Hech. 1:10, 11; 1 Ped. 1:3-9; 1 Jn. 3:1-3

 

  Introducción:

  Al igual que decíamos el domingo anterior que la gracia del Señor nos sostiene, hoy afirmamos que este sostén radica en Cristo. Sí, Él es nuestra esperanza. Además, una esperanza real.

  Se ha dicho muchas veces que el hombre, que el ser humano, es el ente más débil de la naturaleza. Y lo es precisamente a causa de su inteligencia mal empleada. ¡No tiene bastante nunca! Siempre, siempre está lleno de necesidades y si éstas no son reales, se las inventa. Nace el león y a lo mejor tiene interés en que la caza le sea propicia, nace el pájaro y trata de aprovechar las corrientes ascendentes para ayudarse en la vida, nace la rosa y su mayor interés es servir para aquello que fue creada: Ser hermosa y dar olor… Pero nace el hombre, y apenas salido de la dependencia paterna, cae de lleno en la esclavitud que gritan o representan sus necesidades, que por más que las cubra, siempre aparecen de nuevo vestidas con otra apariencia.

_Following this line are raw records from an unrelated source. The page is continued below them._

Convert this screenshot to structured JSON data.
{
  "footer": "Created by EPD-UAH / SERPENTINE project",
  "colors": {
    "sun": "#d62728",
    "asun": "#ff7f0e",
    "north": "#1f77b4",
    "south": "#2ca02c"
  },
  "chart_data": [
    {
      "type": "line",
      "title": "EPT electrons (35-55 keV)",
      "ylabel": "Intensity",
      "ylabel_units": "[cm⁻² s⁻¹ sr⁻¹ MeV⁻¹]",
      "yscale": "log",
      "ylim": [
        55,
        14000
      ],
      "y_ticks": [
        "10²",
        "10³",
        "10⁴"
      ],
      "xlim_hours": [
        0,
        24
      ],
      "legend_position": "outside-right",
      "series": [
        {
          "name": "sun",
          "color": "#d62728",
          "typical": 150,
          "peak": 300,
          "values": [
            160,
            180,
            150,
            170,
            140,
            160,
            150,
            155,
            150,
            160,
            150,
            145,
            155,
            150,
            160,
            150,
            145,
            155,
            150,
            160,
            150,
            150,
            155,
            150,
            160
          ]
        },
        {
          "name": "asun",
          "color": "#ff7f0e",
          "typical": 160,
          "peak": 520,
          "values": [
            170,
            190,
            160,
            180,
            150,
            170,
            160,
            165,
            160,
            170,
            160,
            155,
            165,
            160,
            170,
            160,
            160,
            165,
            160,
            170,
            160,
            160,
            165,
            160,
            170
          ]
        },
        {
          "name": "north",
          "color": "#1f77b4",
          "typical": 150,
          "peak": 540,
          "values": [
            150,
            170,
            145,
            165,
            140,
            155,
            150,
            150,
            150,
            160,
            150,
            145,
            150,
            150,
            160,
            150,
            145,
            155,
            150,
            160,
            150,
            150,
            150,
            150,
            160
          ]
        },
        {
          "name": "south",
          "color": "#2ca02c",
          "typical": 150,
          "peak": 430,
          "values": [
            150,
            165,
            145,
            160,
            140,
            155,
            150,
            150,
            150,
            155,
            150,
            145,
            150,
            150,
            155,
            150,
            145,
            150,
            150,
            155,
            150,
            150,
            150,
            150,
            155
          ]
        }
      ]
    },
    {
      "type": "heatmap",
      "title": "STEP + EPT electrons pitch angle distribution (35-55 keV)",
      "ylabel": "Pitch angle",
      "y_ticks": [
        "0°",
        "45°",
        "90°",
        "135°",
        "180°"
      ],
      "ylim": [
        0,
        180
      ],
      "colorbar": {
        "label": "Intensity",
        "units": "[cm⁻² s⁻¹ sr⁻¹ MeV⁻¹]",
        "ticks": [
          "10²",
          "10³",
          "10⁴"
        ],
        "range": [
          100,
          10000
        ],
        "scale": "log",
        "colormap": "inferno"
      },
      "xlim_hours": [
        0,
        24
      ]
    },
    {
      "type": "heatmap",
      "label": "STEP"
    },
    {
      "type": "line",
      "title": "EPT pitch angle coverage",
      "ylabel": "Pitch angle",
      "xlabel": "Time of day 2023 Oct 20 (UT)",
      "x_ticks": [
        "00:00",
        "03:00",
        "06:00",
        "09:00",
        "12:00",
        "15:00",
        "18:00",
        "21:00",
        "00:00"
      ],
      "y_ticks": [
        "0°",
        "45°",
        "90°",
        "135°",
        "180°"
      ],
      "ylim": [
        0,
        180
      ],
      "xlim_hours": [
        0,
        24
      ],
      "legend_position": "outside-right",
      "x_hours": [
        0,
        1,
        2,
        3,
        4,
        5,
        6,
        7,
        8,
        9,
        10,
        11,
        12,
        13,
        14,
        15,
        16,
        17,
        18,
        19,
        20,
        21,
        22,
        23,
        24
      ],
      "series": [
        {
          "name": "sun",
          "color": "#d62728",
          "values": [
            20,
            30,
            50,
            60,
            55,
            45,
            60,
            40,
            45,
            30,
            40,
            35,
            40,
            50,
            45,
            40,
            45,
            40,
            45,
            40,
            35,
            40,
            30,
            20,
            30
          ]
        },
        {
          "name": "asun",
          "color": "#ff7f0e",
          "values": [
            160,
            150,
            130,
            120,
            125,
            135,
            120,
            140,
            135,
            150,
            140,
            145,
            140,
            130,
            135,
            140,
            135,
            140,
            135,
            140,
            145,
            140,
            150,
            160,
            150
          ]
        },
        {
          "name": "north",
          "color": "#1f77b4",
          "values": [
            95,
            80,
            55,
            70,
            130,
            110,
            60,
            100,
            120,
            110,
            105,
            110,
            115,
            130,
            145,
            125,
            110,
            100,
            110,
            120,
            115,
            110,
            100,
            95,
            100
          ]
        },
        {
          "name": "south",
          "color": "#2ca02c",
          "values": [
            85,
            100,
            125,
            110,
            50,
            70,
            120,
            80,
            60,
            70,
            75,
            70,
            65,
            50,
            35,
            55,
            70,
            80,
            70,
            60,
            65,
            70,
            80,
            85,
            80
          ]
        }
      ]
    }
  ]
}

Pero, ¿quién no las tiene? El pobre, por el hecho de serlo, las tiene. El rico, por ser rico; el sabio, por sabio; el ignorante, por ignorante; el gitano o el negro por causa de su piel y el blanco, sí, el blanco, por blanco. Y la edad, la edad también es un motivo de caos, dolor, preocupación y necesidad. Así tiene problemas el joven y el viejo, el muchacho y el mayor…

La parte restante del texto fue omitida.